Voneinander lernen

Im kantonalen Asyl-Durchgangszentrum Lyss-Kappelen leben rund 200 Personen im Transit. Rund 50 einheimische Frauen und Männer engagieren sich dort im Projekt «Tea&Talk».

Im Asyl-Durchgangszentrum Lyss-Kappelen engagieren sich rund 50 einheimische Frauen und Männer, die sich für das Projekt «Tea&Talk» zusammengetan haben. Jeden zweiten Freitag im Monat demonstrieren sie Menschlichkeit in einer speziellen Umgebung.

Kinder tollen auf einem Platz, Frauen scharen sich mit kleinen Kindern um den Informationsschalter, junge Männer schauen in einer Sofaecke auf ihr Handy, und rund ein Dutzend Personen lernt Deutsch. Ein Fitnessraum mit ausrangierten Kraftmaschinen steht für körperliches Wohlbefinden zur Verfügung, und eine Börse mit Kleidern von Einheimischen verteilt zweimal pro Woche Hosen, Pullis, Jacken sowie Hemden und Blusen an die Hausbewohnerinnen und -bewohner.

Wir befinden uns mitnichten in einer Freizeitanlage, sondern in einem Durchganszentrum (DZ) nahe Lyss; rund 200 Menschen aus 35 Nationen leben hier mit der Ungewissheit, wie und wo ihr Leben weitergeht; von den rund 30 Kindern besuchen viele hier den Kindergarten oder die interne Schule. «Die Kinder blühen hier auf», sagt DZ-Leiter David Zaugg. «Viele waren auf der Flucht isoliert und kamen traumatisiert hierher.»

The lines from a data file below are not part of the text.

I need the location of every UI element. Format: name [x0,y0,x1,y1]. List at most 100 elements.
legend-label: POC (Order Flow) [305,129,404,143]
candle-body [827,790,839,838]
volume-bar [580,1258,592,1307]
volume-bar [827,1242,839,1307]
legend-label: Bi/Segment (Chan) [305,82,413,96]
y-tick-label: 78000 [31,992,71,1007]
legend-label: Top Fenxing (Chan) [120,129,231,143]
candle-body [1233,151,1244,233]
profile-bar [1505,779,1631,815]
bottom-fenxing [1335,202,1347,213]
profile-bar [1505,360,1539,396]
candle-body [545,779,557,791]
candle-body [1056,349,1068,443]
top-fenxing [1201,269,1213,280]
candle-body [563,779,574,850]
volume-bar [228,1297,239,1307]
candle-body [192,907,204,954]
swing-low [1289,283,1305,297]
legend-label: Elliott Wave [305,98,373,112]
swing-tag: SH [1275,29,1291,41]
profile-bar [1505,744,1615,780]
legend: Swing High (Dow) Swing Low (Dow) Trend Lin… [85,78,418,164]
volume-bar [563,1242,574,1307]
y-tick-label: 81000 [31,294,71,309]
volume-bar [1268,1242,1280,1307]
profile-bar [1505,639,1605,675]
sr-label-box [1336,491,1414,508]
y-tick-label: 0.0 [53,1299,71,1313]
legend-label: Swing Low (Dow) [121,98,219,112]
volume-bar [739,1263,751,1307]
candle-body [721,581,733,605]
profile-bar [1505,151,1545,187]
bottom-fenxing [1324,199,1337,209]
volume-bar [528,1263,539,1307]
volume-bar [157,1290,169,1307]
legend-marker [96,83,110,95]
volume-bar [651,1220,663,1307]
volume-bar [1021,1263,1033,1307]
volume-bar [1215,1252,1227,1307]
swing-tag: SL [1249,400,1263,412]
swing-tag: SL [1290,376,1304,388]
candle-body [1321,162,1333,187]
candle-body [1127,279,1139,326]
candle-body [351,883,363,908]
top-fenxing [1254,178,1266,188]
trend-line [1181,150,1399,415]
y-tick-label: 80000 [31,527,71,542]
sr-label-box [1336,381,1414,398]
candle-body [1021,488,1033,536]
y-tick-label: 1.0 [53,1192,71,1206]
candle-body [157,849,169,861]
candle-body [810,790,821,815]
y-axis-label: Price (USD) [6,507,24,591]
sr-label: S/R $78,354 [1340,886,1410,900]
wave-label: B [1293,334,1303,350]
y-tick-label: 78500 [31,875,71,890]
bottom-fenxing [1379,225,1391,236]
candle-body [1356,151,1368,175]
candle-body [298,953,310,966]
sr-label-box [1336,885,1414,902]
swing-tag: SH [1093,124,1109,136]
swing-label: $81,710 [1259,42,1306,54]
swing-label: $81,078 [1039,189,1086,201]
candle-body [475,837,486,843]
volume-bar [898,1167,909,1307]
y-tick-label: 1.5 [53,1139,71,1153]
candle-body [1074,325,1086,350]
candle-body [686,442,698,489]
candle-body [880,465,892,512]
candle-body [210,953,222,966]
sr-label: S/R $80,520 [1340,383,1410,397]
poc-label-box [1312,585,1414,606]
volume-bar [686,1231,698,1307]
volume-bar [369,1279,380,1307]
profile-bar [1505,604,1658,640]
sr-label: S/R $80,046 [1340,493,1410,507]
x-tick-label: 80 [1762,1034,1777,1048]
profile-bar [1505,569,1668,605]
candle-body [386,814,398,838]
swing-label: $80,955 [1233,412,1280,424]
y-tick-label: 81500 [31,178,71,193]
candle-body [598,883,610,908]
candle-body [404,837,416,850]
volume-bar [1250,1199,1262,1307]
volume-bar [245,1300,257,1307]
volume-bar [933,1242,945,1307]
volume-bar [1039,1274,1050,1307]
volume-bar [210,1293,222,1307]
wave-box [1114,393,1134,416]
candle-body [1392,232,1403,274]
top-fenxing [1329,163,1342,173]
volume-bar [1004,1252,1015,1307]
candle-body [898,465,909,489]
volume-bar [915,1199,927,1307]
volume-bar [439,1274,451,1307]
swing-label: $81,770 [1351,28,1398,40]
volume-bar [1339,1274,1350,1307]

Alpträume seien geblieben, doch durch das Spielen mit anderen Kindern seien sie hier nun gut aufgehoben. Die Unterkunft für Flüchtlinge war, solange die Zelte standen, umzäunt und wurde von einem Sicherheitsdienst bewacht. Dies diente laut Zaugg sowohl der Kontrolle der Asylsuchenden als auch der Abschirmung gegen allfällige Störaktionen von aussen, von denen es aber keine gab. Bis Dezember waren in Zelten rund 150 Männer zusätzlich auf dem Areal untergebracht, die nun für den Winter in stabile Gebäude im Jura umgezogen sind. Alle haben eine lange, körperlich und psychisch anstrengende und gefahrvolle Reise aus Ländern wie Syrien, Eritrea oder Afghanistan hinter sich.

Eine Portion menschliche Wärme

In diesem Umfeld engagieren sich rund 50 einheimische Frauen und Männer, die sich für das Projekt «Tea&Talk» zusammengetan haben. Jeden zweiten Freitag führen sie bei Kaffee, Tee und Guezli Gespräche mit Erwachsenen, spielen, basteln und singen mit Kindern, geben Nachhilfeunterricht im Lesen und haben vergangenen Herbst eine Kleiderbörse ins Leben gerufen. «Die Kleiderbörse wurde ein Renner», berichtet Marc Dinichert, Koordinator von «Tea&Talk». Zweimal pro Woche ist sie je zwei Stunden lang geöffnet.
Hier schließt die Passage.